Thus has the evolution of manufactured computing systems to the present been backward to the evolution of natural computing systems such as the brain. The brain appeared only recently in the scope of the history of life on earth--and is no great shakes as a general-purpose algorithmic computing device--but from the beginning it has been richly interconnected to a body possessing sensory-motor apparatus that beggars anything we are currently able to manufacture at any price. The body has an extensive array of active and passive defense mechanisms, and the brain has extensive hardware support for threat assessment, triage, extrapolation, and rapid response.

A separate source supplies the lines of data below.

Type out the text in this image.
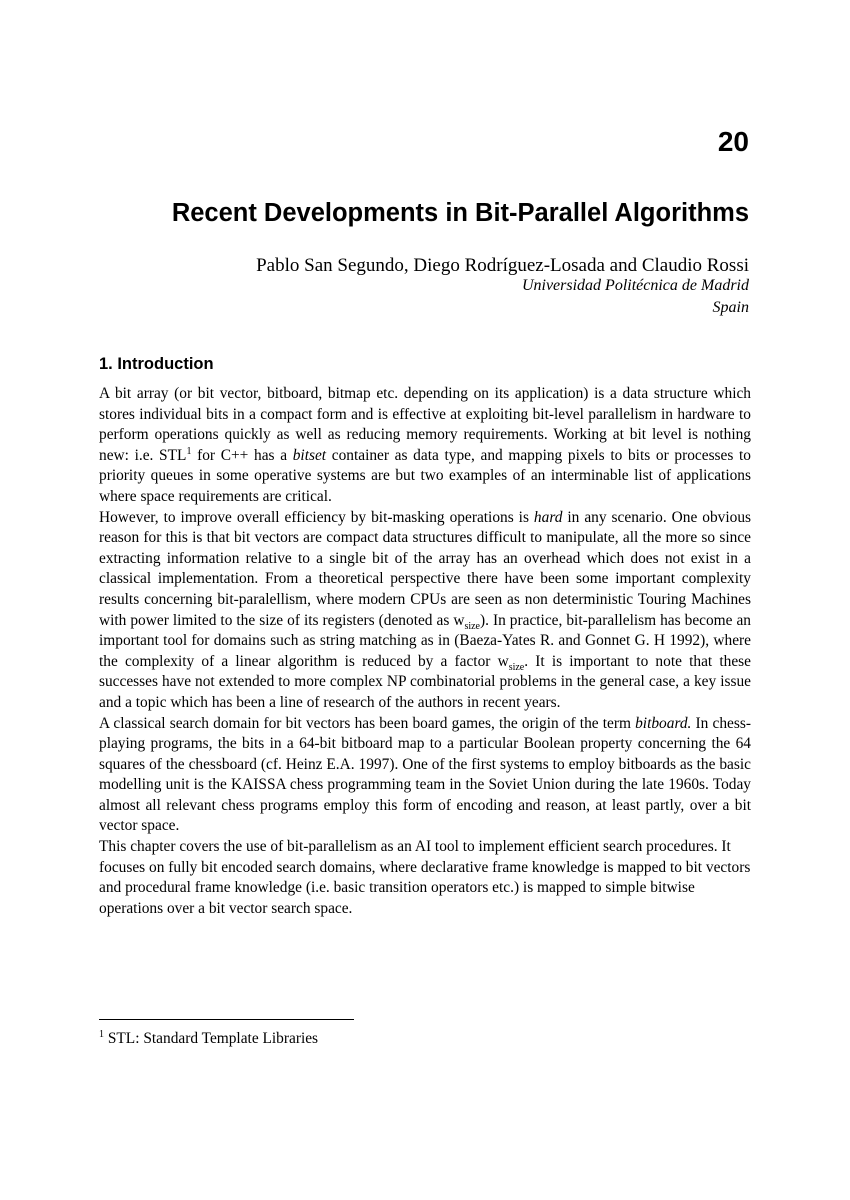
20
Recent Developments in Bit-Parallel Algorithms
Pablo San Segundo, Diego Rodríguez-Losada and Claudio Rossi
Universidad Politécnica de Madrid
Spain
1. Introduction

A bit array (or bit vector, bitboard, bitmap etc. depending on its application) is a data structure which stores individual bits in a compact form and is effective at exploiting bit-level parallelism in hardware to perform operations quickly as well as reducing memory requirements. Working at bit level is nothing new: i.e. STL$^1$ for C++ has a bitset container as data type, and mapping pixels to bits or processes to priority queues in some operative systems are but two examples of an interminable list of applications where space requirements are critical.

However, to improve overall efficiency by bit-masking operations is hard in any scenario. One obvious reason for this is that bit vectors are compact data structures difficult to manipulate, all the more so since extracting information relative to a single bit of the array has an overhead which does not exist in a classical implementation. From a theoretical perspective there have been some important complexity results concerning bit-paralellism, where modern CPUs are seen as non deterministic Touring Machines with power limited to the size of its registers (denoted as $w_{size}$). In practice, bit-parallelism has become an important tool for domains such as string matching as in (Baeza-Yates R. and Gonnet G. H 1992), where the complexity of a linear algorithm is reduced by a factor $w_{size}$. It is important to note that these successes have not extended to more complex NP combinatorial problems in the general case, a key issue and a topic which has been a line of research of the authors in recent years.

A classical search domain for bit vectors has been board games, the origin of the term bitboard. In chess-playing programs, the bits in a 64-bit bitboard map to a particular Boolean property concerning the 64 squares of the chessboard (cf. Heinz E.A. 1997). One of the first systems to employ bitboards as the basic modelling unit is the KAISSA chess programming team in the Soviet Union during the late 1960s. Today almost all relevant chess programs employ this form of encoding and reason, at least partly, over a bit vector space.

This chapter covers the use of bit-parallelism as an AI tool to implement efficient search procedures. It focuses on fully bit encoded search domains, where declarative frame knowledge is mapped to bit vectors and procedural frame knowledge (i.e. basic transition operators etc.) is mapped to simple bitwise operations over a bit vector search space.

$^1$ STL: Standard Template Libraries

The living computation perspective predicts that we are nearing childhood's end for computers, that current designs--still steeped in their innocent, safe, and externally-protected origins--will give way to designs possessing significant kinesthetic senses, defense and security at many levels, and with rich and persistently paranoid internal models representing the body and the stance of the body within the larger computational and physical environment.1

Manufactured computers began as `pure mind designs' but were not thereby excused from the demands of existing in the physical world. With the rise of networked computing, and the rise of computers intended to survive in consumer environments and without the benefit of an expert human system administrator, the `IOU: A body' notes issued fifty years ago and more are now rapidly coming due.



Footnotes

... environment.1
I would have said this prediction was too obvious to be worth making, except that so much computer research, development, and deployment continues to ignore even the rudiments of robust system design.